Anti-piracy group BREIN forced the developer of GEITje-7B, a Dutch large language model (LLM), to take the model offline due to being trained on datasets that included copyrighted material sourced from shadow libraries.
Developed by Edwin Rijgersberg as a non-commercial hobby project, GEITje-7B was trained using the ‘Gigacorpus’ dataset. This dataset included a breadth of Dutch texts, some of which originated from the shadow library LibGen—a repository criticized for hosting copyrighted material.

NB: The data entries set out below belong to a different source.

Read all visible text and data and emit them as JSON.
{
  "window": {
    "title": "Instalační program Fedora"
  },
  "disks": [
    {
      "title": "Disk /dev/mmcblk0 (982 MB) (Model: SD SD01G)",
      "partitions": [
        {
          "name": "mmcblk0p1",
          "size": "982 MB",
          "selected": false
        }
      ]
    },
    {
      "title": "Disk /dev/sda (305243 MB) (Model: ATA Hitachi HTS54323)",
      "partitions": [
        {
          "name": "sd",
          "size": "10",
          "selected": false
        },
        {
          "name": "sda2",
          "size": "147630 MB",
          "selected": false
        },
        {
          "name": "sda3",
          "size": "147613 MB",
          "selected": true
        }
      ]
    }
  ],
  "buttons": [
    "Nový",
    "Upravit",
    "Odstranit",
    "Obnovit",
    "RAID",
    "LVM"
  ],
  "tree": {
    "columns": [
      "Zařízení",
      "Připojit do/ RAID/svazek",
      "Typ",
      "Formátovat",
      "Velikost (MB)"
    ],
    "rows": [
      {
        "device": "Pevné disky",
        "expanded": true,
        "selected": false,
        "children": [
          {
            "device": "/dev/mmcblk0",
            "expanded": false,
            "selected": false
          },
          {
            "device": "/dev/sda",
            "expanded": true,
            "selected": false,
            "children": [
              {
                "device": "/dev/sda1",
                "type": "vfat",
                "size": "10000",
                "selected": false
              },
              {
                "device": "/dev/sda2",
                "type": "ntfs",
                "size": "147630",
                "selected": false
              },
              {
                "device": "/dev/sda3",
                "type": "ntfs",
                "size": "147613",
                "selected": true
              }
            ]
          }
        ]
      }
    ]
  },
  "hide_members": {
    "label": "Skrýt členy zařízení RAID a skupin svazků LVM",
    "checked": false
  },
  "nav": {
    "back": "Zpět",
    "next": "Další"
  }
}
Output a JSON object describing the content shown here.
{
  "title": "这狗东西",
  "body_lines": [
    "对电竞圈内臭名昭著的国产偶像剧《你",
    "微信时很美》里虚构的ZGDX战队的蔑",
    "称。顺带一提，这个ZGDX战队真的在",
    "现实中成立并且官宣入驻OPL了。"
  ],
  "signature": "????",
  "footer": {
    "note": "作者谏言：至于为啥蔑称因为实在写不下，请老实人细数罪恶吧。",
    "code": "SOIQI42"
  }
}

Despite defending the project under copyright exemptions for text and data mining for scientific purposes, Rijgersberg lacked the financial resources to contest BREIN's claims in court.
The rapid development of large language models (LLMs) has sparked significant debate regarding their use of copyrighted material for training. This controversy has led to legal challenges, takedown requests, and increasing scrutiny on AI practices by anti-piracy organizations and rightsholders worldwide.
The debate over training LLMs on copyrighted content has become heated. Datasets such as Books3, developed in 2020 using materials from the pirate library Bibliotik, have drawn widespread criticism. Books3 was integrated into other AI training datasets, like EleutherAI’s “The Pile.”
Although Books3 was subsequently removed from platforms under pressure from groups like the Danish Rights Alliance, the issue extends beyond datasets to also include models derived from them.
BREIN has taken a firm stance against AI models trained on copyrighted content. According to the group, the use of such material disregards the efforts and investments of creators and media companies.
The organization argues that the European Union AI Act mandates the use of lawfully acquired content for AI training, a guideline they assert was violated in GEITje’s development.